Dalam buku Yuk… Nulis Skenario Sinetron (Gramedia, 2009, hal 159) karya Fred Suban dijelaskan mekanisme pekerjaan seorang Head Writer. Sebelum masing-masing scriptwriter menulis script, terlebih dahulu tim melakukan brainstorming buat mencari gagasan cerita yang akan dibuat. Output dari brainstorming ini adalah sebuah buku panduan, semacam “Bible” yang isinya sinopsis global, karakterisasi tokoh secara detail, sampai skema hubungan antarpemaian (family tree).
Dalam “Bible” tersebut tidak terdapat sinopsis per episode. Sebab, sinopsis dibuat oleh masing-masing scriptwriter yang kelak akan ditunjuk akan menulis script episode 1, episode 2, atau episode lain. Selain sinopsis, masing-masing scriptwriter wajib membuat sceneplot. Nah, sinopsis atau sceneplot yang sudah dibuat masing-masing scriptwriter ini dibagi-bagikan, sehingga semua penulis tahu. Hal ini mencegah agar tidak ada pengulangan konflik, pengulangan karakter, dan semua scriptwriter jadi tahu cliffhanger pada episode sebelumnya.

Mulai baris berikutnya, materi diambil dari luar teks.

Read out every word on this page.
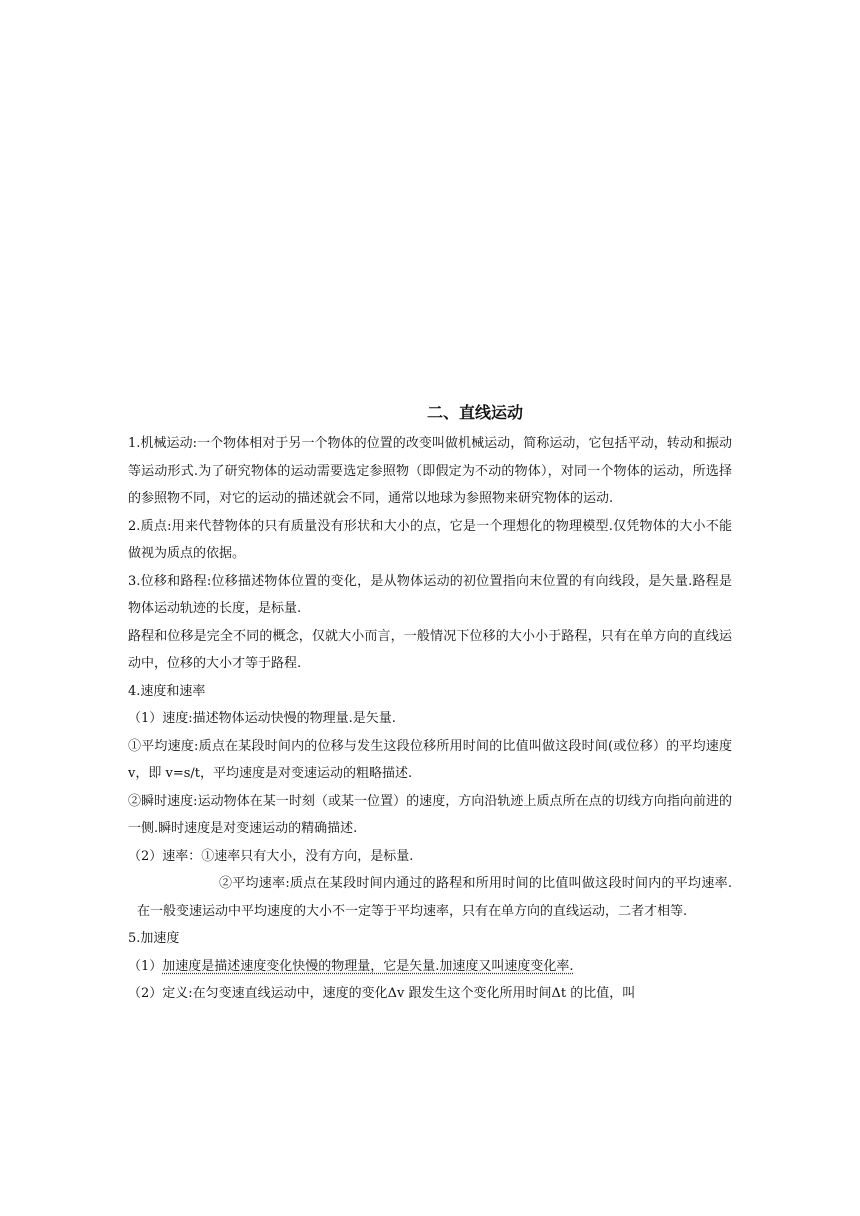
二、直线运动

1.机械运动:一个物体相对于另一个物体的位置的改变叫做机械运动，简称运动，它包括平动，转动和振动等运动形式.为了研究物体的运动需要选定参照物（即假定为不动的物体），对同一个物体的运动，所选择的参照物不同，对它的运动的描述就会不同，通常以地球为参照物来研究物体的运动.

2.质点:用来代替物体的只有质量没有形状和大小的点，它是一个理想化的物理模型.仅凭物体的大小不能做视为质点的依据。

3.位移和路程:位移描述物体位置的变化，是从物体运动的初位置指向末位置的有向线段，是矢量.路程是物体运动轨迹的长度，是标量.

路程和位移是完全不同的概念，仅就大小而言，一般情况下位移的大小小于路程，只有在单方向的直线运动中，位移的大小才等于路程.

4.速度和速率

（1）速度:描述物体运动快慢的物理量.是矢量.

①平均速度:质点在某段时间内的位移与发生这段位移所用时间的比值叫做这段时间(或位移）的平均速度 v，即 v=s/t，平均速度是对变速运动的粗略描述.

②瞬时速度:运动物体在某一时刻（或某一位置）的速度，方向沿轨迹上质点所在点的切线方向指向前进的一侧.瞬时速度是对变速运动的精确描述.

（2）速率：①速率只有大小，没有方向，是标量.

②平均速率:质点在某段时间内通过的路程和所用时间的比值叫做这段时间内的平均速率.在一般变速运动中平均速度的大小不一定等于平均速率，只有在单方向的直线运动，二者才相等.

5.加速度

（1）加速度是描述速度变化快慢的物理量，它是矢量.加速度又叫速度变化率.

（2）定义:在匀变速直线运动中，速度的变化Δv 跟发生这个变化所用时间Δt 的比值，叫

Di Indonesia, jumlah Head Writer tidak banyak. Dalam hal ini saya menyebutnya kelompok. Ada kelompok Hilman Hariwijaya (penulis novel Lupus), kelompok Helmi Adam, kelompok Diky Chandra, dan beberapa kelompok lain. Biasanya, masing-masing punya spesialisasi script. Maksudnya, kelompok Hilman, spesialisasinya dalam sinetron drama-percintaan, lalu kelompok Diky Chandra biasa mengambil sinetron komedi dan religi.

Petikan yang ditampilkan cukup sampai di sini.